There’s a unique sense of relief when a subway train that’s “being held momentarily” finally starts rolling forward.
And it was with a similar rush of comfort that Brooklyn real estate players welcomed the news Thursday that the L train shutdown won’t be as bad as originally thought.
“Even with all the planning and the additional ferry service and additional bus service, it would have been very challenging for the 200,000 plus commuters,” said Toby Moskovits, president and founder of the real estate investment firm Heritage Equity Partners. “I think this is a great win.”
When the Metropolitan Transit Authority announced in 2016 that it would need to fully close the tunnel carrying the L train under the East River for more than a year, anxiety about how this would impact real estate — particularly residential rents — pervaded.
So it came as a welcome relief to real estate players on Thursday, when Gov. Andrew Cuomo unveiled a new plan under which work on the tunnel would only be done nights and weekends. The tunnel was due to close in April prior to his announcement.
Many in the world of Brooklyn real estate portrayed this as a disaster averted, even as questions remained about the plan’s specifics and why it was announced so late in the process. While the neighborhoods along the L train may still see some lingering side effects given how long news of a total shutdown was publicized, landlords expect to see rental prices and demand both start rising sooner rather than later.
Moskovits’ firm is currently working on a major mixed-use project at 25 Kent Avenue in Williamsburg that will span about 500,000 square feet. Her team had previously downplayed the impact of the L train shutdown, arguing that fixing the tunnel could actually bring more confidence to the market.
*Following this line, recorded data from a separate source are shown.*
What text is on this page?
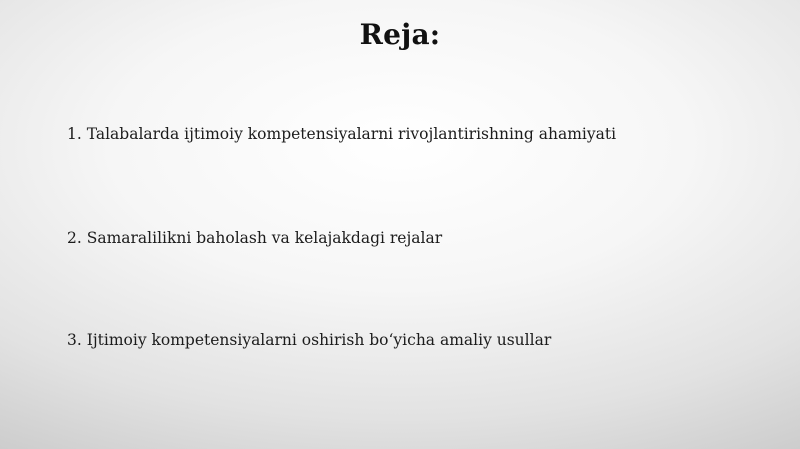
Reja:
1. Talabalarda ijtimoiy kompetensiyalarni rivojlantirishning ahamiyati
2. Samaralilikni baholash va kelajakdagi rejalar
3. Ijtimoiy kompetensiyalarni oshirish bo‘yicha amaliy usullar
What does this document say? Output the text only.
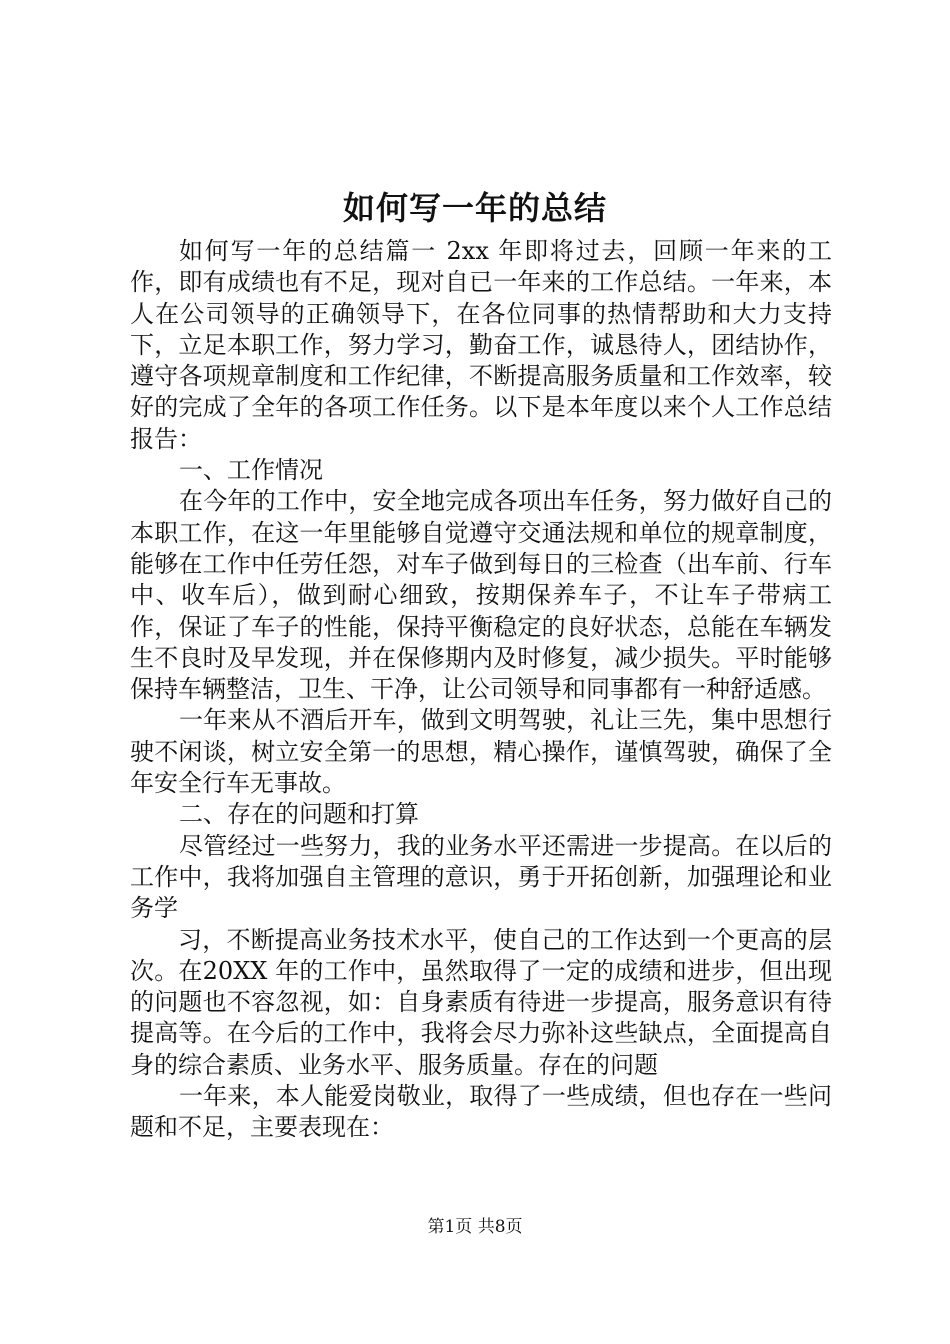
如何写一年的总结

如何写一年的总结篇一 2xx 年即将过去，回顾一年来的工作，即有成绩也有不足，现对自已一年来的工作总结。一年来，本人在公司领导的正确领导下，在各位同事的热情帮助和大力支持下，立足本职工作，努力学习，勤奋工作，诚恳待人，团结协作，遵守各项规章制度和工作纪律，不断提高服务质量和工作效率，较好的完成了全年的各项工作任务。以下是本年度以来个人工作总结报告：

一、工作情况

在今年的工作中，安全地完成各项出车任务，努力做好自己的本职工作，在这一年里能够自觉遵守交通法规和单位的规章制度，能够在工作中任劳任怨，对车子做到每日的三检查（出车前、行车中、收车后），做到耐心细致，按期保养车子，不让车子带病工作，保证了车子的性能，保持平衡稳定的良好状态，总能在车辆发生不良时及早发现，并在保修期内及时修复，减少损失。平时能够保持车辆整洁，卫生、干净，让公司领导和同事都有一种舒适感。

一年来从不酒后开车，做到文明驾驶，礼让三先，集中思想行驶不闲谈，树立安全第一的思想，精心操作，谨慎驾驶，确保了全年安全行车无事故。

二、存在的问题和打算

尽管经过一些努力，我的业务水平还需进一步提高。在以后的工作中，我将加强自主管理的意识，勇于开拓创新，加强理论和业务学

习，不断提高业务技术水平，使自己的工作达到一个更高的层次。在20XX 年的工作中，虽然取得了一定的成绩和进步，但出现的问题也不容忽视，如：自身素质有待进一步提高，服务意识有待提高等。在今后的工作中，我将会尽力弥补这些缺点，全面提高自身的综合素质、业务水平、服务质量。存在的问题

一年来，本人能爱岗敬业，取得了一些成绩，但也存在一些问题和不足，主要表现在：

第1页 共8页
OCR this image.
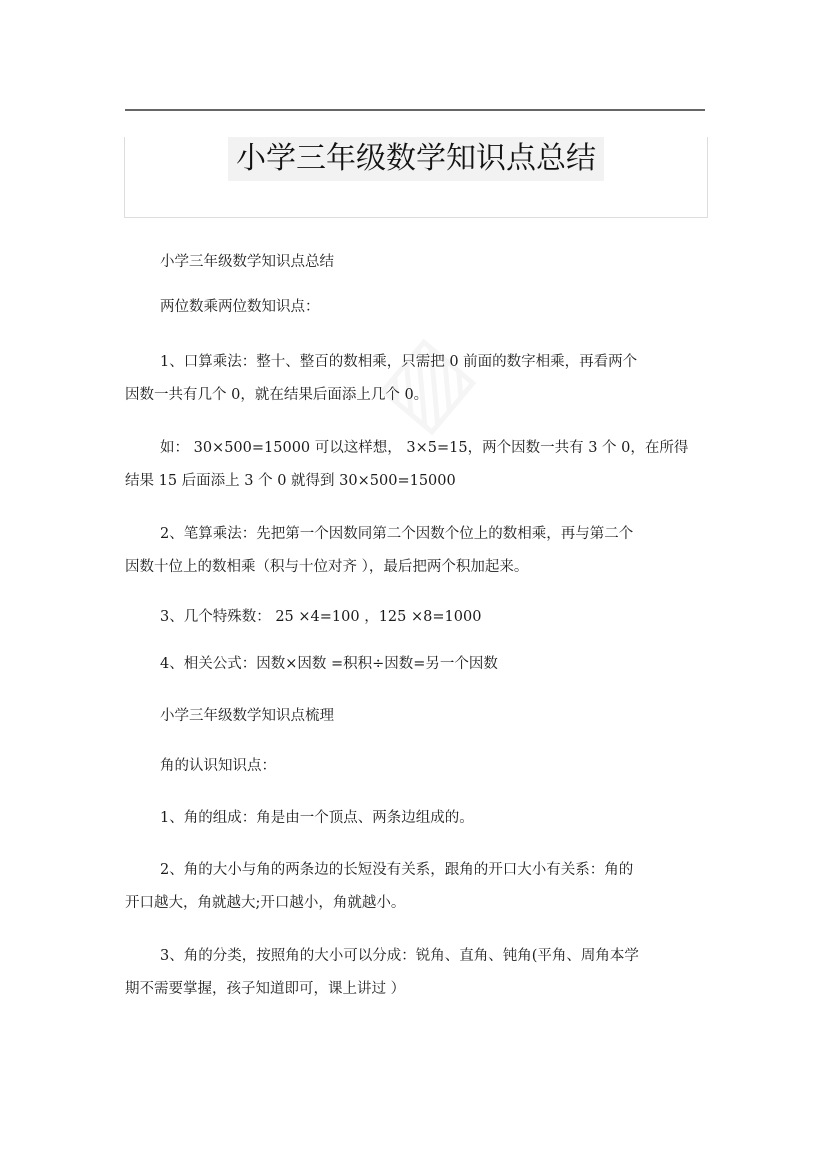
小学三年级数学知识点总结
小学三年级数学知识点总结
两位数乘两位数知识点：
1、口算乘法：整十、整百的数相乘，只需把 0 前面的数字相乘，再看两个
因数一共有几个 0，就在结果后面添上几个 0。
如： 30×500=15000 可以这样想， 3×5=15，两个因数一共有 3 个 0，在所得
结果 15 后面添上 3 个 0 就得到 30×500=15000
2、笔算乘法：先把第一个因数同第二个因数个位上的数相乘，再与第二个
因数十位上的数相乘（积与十位对齐 ），最后把两个积加起来。
3、几个特殊数： 25 ×4=100 ，125 ×8=1000
4、相关公式：因数×因数 =积积÷因数=另一个因数
小学三年级数学知识点梳理
角的认识知识点：
1、角的组成：角是由一个顶点、两条边组成的。
2、角的大小与角的两条边的长短没有关系，跟角的开口大小有关系：角的
开口越大，角就越大;开口越小，角就越小。
3、角的分类，按照角的大小可以分成：锐角、直角、钝角(平角、周角本学
期不需要掌握，孩子知道即可，课上讲过 ）
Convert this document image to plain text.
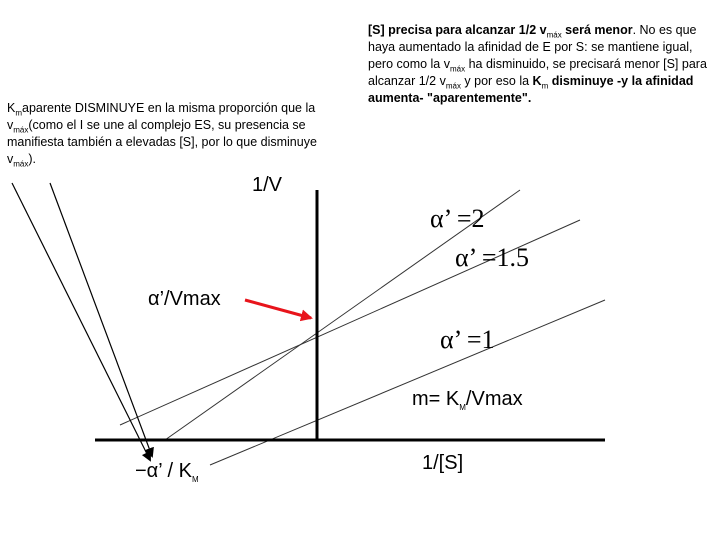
$K_maparente$ DISMINUYE en la misma proporción que la $v_{máx}(como$ el I se une al complejo ES, su presencia se manifiesta también a elevadas [S], por lo que disminuye $v_{máx}$).
[S] precisa para alcanzar 1/2 $v_{máx}$ será menor. No es que haya aumentado la afinidad de E por S: se mantiene igual, pero como la $v_{máx}$ ha disminuido, se precisará menor [S] para alcanzar 1/2 $v_{máx}$ y por eso la $K_m$ disminuye -y la afinidad aumenta- "aparentemente".
1/V
1/[S]
α’/Vmax
−α’ / $K_M$
$m= K_M$/Vmax
α’ =2
α’ =1.5
α’ =1
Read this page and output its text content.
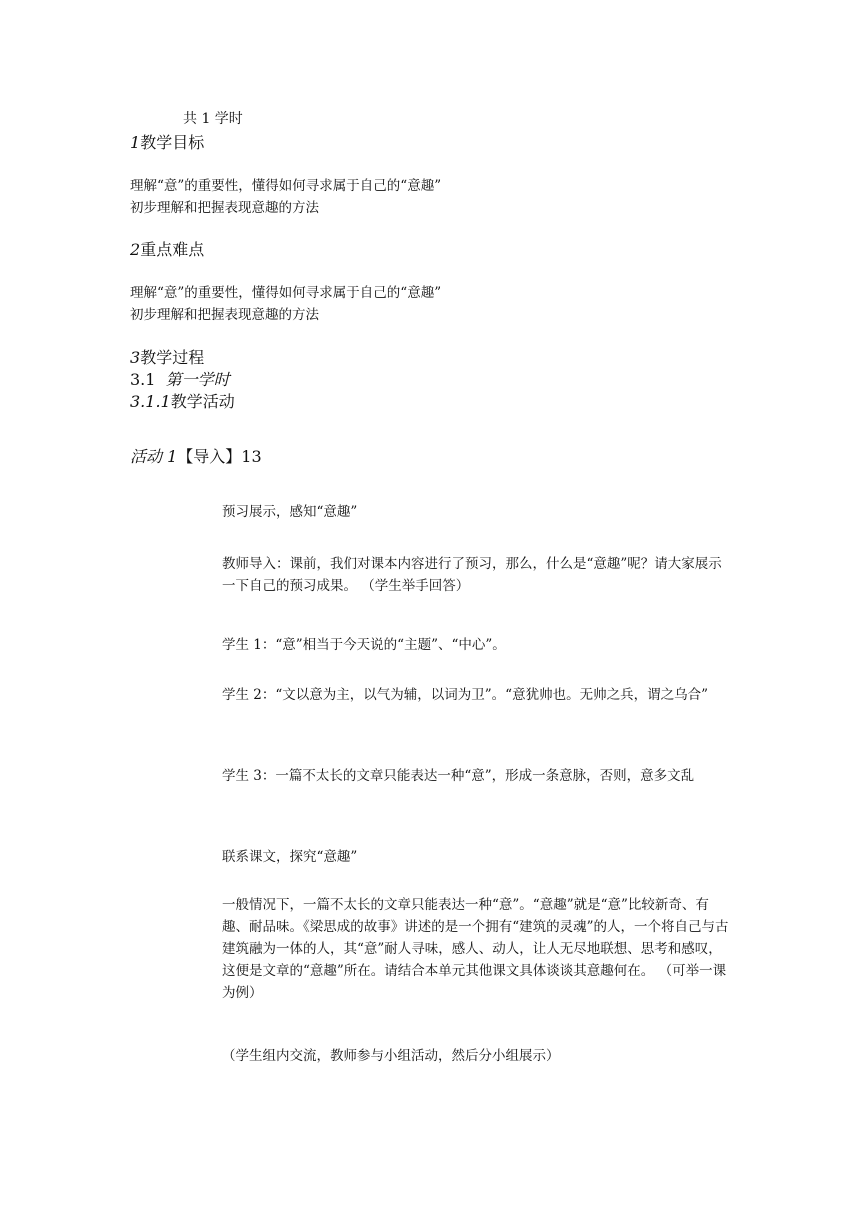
共 1 学时
1教学目标
理解“意”的重要性，懂得如何寻求属于自己的“意趣”
初步理解和把握表现意趣的方法
2重点难点
理解“意”的重要性，懂得如何寻求属于自己的“意趣”
初步理解和把握表现意趣的方法
3教学过程
3.1 第一学时
3.1.1教学活动
活动 1【导入】13
预习展示，感知“意趣”
教师导入：课前，我们对课本内容进行了预习，那么，什么是“意趣”呢？请大家展示一下自己的预习成果。 （学生举手回答）
学生 1：“意”相当于今天说的“主题”、“中心”。
学生 2：“文以意为主，以气为辅，以词为卫”。“意犹帅也。无帅之兵，谓之乌合”
学生 3：一篇不太长的文章只能表达一种“意”，形成一条意脉，否则，意多文乱
联系课文，探究“意趣”
一般情况下，一篇不太长的文章只能表达一种“意”。“意趣”就是“意”比较新奇、有趣、耐品味。《梁思成的故事》讲述的是一个拥有“建筑的灵魂”的人，一个将自己与古建筑融为一体的人，其“意”耐人寻味，感人、动人，让人无尽地联想、思考和感叹，这便是文章的“意趣”所在。请结合本单元其他课文具体谈谈其意趣何在。 （可举一课为例）
（学生组内交流，教师参与小组活动，然后分小组展示）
Although it is difficult to quantify how big of an impact the L train shutdown had on real estate in Williamsburg, multiple industry sources said they saw demand soften in the market when it still looked like a complete closure was the plan.
A StreetEasy study from December found that demand for rentals in Williamsburg was the only neighborhood in the city to see a decline in rental demand, with a 1 percent drop since October 2017. And an analysis from The Real Deal at the end of 2017 found that the pending shutdown had virtually ground retail leasing activity in the neighborhood to a halt.
These trends are likely to reverse now that the L train will stay at least partially open, according to MNS founder and CEO Andrew Barrocas.
“I would say 80 to 90 percent of the slowdown [in leasing] was attributed to the L train in Williamsburg specifically, so I think we’re going to see an increase in pricing,” he said. “We’re going to be coming into the spring months. We had put on certain concessions to get through the L train closure. We’re now going to take them off.”
Residents along the L train can still expect to deal with more inconveniences than usual, as the tunnel will still be closed on nights and weekends, but this will not be nearly as problematic as a full shutdown, Barrocas said.
“People’s main concerns were ‘How do I get to school? How do I get to work Monday through Friday?’” he said. “I never heard one person say, ‘How am I going to get to dinner on Saturday night or a show?’”
And locals have other options to get into Manhattan, like ride-sharing services and the ferry.
Jonathan Miller, CEO of the appraisal firm Miller Samuel, echoed this point, noting that having trouble getting from Williamsburg to Manhattan on nights and weekends pales in comparison to not being able to get there at all.
“It’s not as if it eliminates everything negative about this,” he said of the new plan, “but I think the heavy short-term damage was related to having zero service for 14 months or so.”
The long-term benefits of fixing the tunnel will also be helpful to the neighborhoods along the L train, according to Miller.
“The whole purpose of this is to create a more reliable commuter system, transportation system,” he said, “so that in and of itself has quite a benefit to the neighborhood far into the future.”
Tim King, managing partner at CPEX Real Estate, said the fallout from two years of hand-wringing over the shutdown won’t just disappear, but stressed that its overall impact would still be much lower.
“It’s maybe too little too late because I think it’s already had some significant impact,” King said, “but clearly this is a quality of life issue for the folks who live there, and for those folks who were panicking that the sky was falling and rents were falling, this is going to put the brakes on that.”